My life has a soundtrack, as some who know me well already know. I have a habit of bursting into song at inopportune moments. It can be quite disconcerting, I suppose. While on my way to work the other day, someone was on CBC-1 discussing "old" music and seemed to be focussing on the Beatles. Immediately one of my favourite Beatles songs ran through my head and then, of course, out my mouth. It is a rather obscure one, but I've always been fond of this catchy little tune. This song has a sort of unfinished quality to it … everybody sing …
And stops my mind from wandering
Where it will go
Isn't this sort of contradictory? If I fix the hole, will my mind not also be stopped from wandering?
Same question, really. Filling the cracks will just keep my mind in again, won't it? Doesn't this defeat the purpose?
I'm right
Where I belong I'm right
Where I belong.
See the people standing there who disagree and never win
And wonder why they don't get in my door.
OK, so if I fix the cracks in my door, the disagreeing people can't see in anymore. But my mind has become trapped in an air-tight, R-2000 home. This can't be good.
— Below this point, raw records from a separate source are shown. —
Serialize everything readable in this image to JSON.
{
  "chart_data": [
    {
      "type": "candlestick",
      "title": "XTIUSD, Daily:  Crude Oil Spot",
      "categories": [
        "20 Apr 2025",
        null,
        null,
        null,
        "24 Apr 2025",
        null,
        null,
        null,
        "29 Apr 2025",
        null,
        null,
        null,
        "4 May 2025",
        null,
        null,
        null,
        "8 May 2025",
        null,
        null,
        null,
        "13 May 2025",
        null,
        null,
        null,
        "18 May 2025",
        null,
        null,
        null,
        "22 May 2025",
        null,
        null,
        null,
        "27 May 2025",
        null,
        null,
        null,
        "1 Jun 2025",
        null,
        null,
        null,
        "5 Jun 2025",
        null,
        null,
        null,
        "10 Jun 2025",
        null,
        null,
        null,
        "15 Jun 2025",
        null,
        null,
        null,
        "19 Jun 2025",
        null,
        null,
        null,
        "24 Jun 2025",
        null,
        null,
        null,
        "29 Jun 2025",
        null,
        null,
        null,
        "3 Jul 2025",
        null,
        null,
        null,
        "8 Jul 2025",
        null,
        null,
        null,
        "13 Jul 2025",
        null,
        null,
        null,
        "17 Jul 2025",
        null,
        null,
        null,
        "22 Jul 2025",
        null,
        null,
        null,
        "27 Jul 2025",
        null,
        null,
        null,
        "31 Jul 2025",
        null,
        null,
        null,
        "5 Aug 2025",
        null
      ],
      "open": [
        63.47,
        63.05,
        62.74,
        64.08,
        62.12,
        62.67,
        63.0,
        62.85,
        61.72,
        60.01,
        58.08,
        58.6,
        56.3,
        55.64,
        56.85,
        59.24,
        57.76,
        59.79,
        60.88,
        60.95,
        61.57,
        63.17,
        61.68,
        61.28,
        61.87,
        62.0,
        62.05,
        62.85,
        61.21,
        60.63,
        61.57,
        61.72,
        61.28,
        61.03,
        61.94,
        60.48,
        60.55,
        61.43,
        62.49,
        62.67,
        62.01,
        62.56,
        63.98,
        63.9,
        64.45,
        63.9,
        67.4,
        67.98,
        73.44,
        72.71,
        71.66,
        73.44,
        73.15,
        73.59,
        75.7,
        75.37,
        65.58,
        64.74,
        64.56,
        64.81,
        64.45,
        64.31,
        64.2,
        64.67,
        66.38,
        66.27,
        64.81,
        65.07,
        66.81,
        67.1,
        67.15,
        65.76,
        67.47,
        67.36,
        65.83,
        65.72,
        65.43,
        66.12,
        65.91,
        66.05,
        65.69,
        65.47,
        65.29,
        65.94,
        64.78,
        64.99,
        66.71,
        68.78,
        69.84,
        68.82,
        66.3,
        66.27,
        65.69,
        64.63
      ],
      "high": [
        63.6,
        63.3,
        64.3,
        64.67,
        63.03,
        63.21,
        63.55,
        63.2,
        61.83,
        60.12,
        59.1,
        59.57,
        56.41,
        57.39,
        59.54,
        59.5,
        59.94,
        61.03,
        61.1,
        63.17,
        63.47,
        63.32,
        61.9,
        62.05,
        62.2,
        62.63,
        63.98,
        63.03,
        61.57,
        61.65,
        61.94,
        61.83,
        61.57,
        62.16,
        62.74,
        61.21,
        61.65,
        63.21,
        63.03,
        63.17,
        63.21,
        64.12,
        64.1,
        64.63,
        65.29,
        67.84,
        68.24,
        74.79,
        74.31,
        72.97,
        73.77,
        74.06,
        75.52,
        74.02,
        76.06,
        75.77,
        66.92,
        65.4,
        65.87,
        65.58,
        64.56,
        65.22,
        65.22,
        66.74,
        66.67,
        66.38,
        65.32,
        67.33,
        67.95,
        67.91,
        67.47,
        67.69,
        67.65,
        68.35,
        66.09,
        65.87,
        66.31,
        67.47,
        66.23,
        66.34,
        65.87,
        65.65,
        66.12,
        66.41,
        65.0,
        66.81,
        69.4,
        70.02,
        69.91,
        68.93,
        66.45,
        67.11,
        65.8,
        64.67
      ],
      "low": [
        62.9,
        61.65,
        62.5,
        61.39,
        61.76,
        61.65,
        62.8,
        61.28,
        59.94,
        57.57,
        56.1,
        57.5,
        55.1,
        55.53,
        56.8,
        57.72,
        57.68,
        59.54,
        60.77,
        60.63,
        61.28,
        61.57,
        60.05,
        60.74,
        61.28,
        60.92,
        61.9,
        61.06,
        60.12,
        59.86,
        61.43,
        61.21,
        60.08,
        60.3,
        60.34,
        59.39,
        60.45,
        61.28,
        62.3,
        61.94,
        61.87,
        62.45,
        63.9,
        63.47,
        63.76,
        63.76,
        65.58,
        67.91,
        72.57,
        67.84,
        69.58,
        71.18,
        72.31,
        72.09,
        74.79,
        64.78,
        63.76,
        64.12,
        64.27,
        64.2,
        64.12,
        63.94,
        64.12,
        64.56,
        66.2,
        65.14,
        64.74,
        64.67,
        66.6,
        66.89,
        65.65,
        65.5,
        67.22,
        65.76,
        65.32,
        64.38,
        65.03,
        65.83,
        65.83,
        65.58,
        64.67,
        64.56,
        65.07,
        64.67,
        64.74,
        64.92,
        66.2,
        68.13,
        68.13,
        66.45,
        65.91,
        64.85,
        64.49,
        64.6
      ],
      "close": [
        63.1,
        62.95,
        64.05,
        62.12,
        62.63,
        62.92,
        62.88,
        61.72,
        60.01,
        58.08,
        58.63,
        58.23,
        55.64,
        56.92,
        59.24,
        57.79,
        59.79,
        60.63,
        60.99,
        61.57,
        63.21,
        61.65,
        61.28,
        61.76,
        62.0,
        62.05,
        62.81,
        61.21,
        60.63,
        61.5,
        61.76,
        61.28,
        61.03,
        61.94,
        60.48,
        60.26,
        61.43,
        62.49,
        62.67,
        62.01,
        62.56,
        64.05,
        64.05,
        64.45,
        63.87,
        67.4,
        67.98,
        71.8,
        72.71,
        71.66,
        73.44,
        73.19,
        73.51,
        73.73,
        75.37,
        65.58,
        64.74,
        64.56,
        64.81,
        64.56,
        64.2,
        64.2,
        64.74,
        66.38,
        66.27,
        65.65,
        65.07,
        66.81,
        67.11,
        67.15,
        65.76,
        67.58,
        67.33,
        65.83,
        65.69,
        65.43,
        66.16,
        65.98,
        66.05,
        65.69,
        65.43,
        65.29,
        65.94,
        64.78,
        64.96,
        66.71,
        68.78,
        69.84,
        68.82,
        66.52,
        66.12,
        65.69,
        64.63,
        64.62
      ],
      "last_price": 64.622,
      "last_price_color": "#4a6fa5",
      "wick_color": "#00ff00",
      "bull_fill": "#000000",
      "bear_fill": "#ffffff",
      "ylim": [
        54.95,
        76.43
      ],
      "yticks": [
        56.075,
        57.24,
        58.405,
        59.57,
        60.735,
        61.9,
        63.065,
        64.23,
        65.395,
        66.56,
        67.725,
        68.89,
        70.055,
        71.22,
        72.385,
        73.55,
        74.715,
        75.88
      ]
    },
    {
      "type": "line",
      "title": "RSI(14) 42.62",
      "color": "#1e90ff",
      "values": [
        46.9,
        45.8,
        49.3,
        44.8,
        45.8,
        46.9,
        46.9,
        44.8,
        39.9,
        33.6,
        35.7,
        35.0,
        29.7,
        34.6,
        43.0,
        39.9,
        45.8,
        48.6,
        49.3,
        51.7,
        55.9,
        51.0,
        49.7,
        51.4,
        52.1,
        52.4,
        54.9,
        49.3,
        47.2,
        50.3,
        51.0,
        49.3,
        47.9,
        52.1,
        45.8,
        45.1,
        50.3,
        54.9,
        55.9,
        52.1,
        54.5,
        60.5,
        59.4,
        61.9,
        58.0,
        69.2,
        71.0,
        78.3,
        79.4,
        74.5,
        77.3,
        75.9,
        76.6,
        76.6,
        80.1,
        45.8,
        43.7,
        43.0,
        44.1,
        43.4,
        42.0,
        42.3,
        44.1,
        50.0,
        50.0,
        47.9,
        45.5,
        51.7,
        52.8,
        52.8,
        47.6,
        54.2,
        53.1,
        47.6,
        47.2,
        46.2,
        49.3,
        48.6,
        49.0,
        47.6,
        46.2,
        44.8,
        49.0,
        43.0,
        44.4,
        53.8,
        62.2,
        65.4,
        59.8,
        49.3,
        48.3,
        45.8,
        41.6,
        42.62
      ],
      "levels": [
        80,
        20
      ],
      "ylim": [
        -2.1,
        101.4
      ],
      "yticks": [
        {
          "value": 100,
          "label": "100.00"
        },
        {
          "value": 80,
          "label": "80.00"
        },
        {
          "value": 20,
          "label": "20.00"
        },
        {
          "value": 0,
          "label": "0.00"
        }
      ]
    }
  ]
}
And when my mind is wandering
There I will go.
My mind! It escaped! Maybe something to do with the colours …
I'm wrong I'm right
Where I belong I'm right
Where I belong.
Silly people run around they worry me
And never ask me why they don't get past my door.
Ah, yes … the silly people. The blue meanies. Fixing holes in submarines … very good idea indeed.
That weren't important yesterday
And I still go.
I'm fixing a hole where the rain gets in
And stops my mind from wandering
Where it will go.
The logic is a bit bizarre … maybe the song isn't so much "unfinished" as "unresolved", like the penultimate chord, just hanging there, wafting through the air. Still, it bounces and makes me smile and tap my foot. Maybe that is where the logic resides, in the bouncing, smiling and tapping.